Shooter Jennings

Shooter Jennings: Like father like hell.

Can't think of a time when I've heard a country CD as, well, postmodern as this one. By postmodern country, I don't mean KILT-friendly schlock like Tim McGraw -- I mean this CD, which fairly defines what I am thinking of.

Which is this: While it purports to be reverential of 100 percent solid country gold, it's chock-full of lame classic rock influences -- Foghat/BTO riffage and crap like that. There's also a couple of naughty ditties about weed -- very 21st century honky-tonk, fellers. There are a couple of hip-hop-like skits featuring George Jones and Hank Jr., some country gospel touches complete with the once-daring black backup choir, and lots of quirky, stonerish instrumentation and weird guitar sounds and occasional vocal effects. What's more, Shooter -- the son of Waylon Jennings -- oozes enough self-confidence to fully qualify as downright smug.
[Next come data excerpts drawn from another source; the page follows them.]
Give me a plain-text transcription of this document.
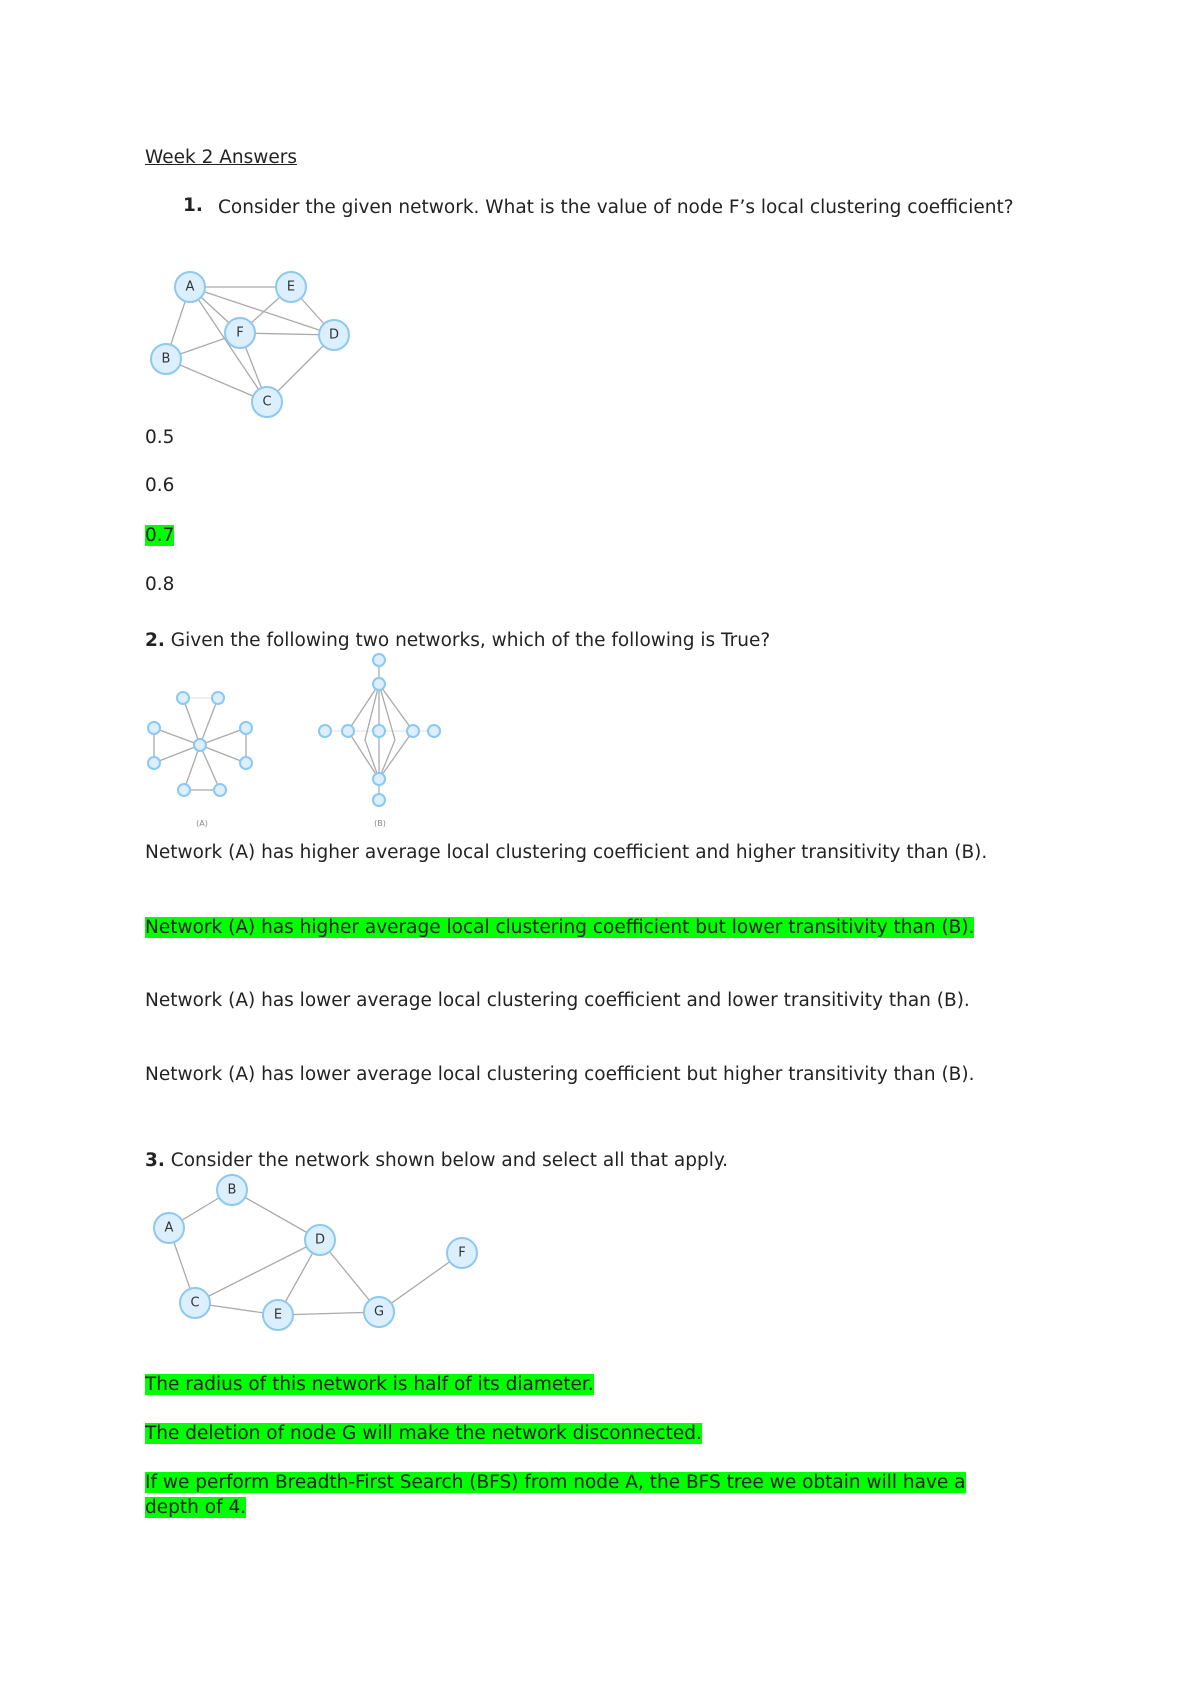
Week 2 Answers
1. Consider the given network. What is the value of node F’s local clustering coefficient?
A	E
F	D
B
C
(A)	(B)
A
B
C
D
E
F
G
0.5
0.6
0.7
0.8
2. Given the following two networks, which of the following is True?
Network (A) has higher average local clustering coefficient and higher transitivity than (B).
Network (A) has higher average local clustering coefficient but lower transitivity than (B).
Network (A) has lower average local clustering coefficient and lower transitivity than (B).
Network (A) has lower average local clustering coefficient but higher transitivity than (B).
3. Consider the network shown below and select all that apply.
The radius of this network is half of its diameter.
The deletion of node G will make the network disconnected.
If we perform Breadth-First Search (BFS) from node A, the BFS tree we obtain will have a depth of 4.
Here's what it isn't: possessed of real country feeling or memorable songs or hooks.


Shooter Jennings

Pretty definitive of the whole album, "4th of July" is a rock song (specifically, a hard-edged rip-off of the Byrds) about being burned out on rock and singing along to George Jones. How 2K5! How cornpone ironic! How certain to please the scribes at The Village Voice and The New York Times!

And sadly, the short sample of Jones singing at the end of the tune is easily the disc's high point. Shooter Jennings may want to put the O back in country, but I just want to put this CD back on the shelf.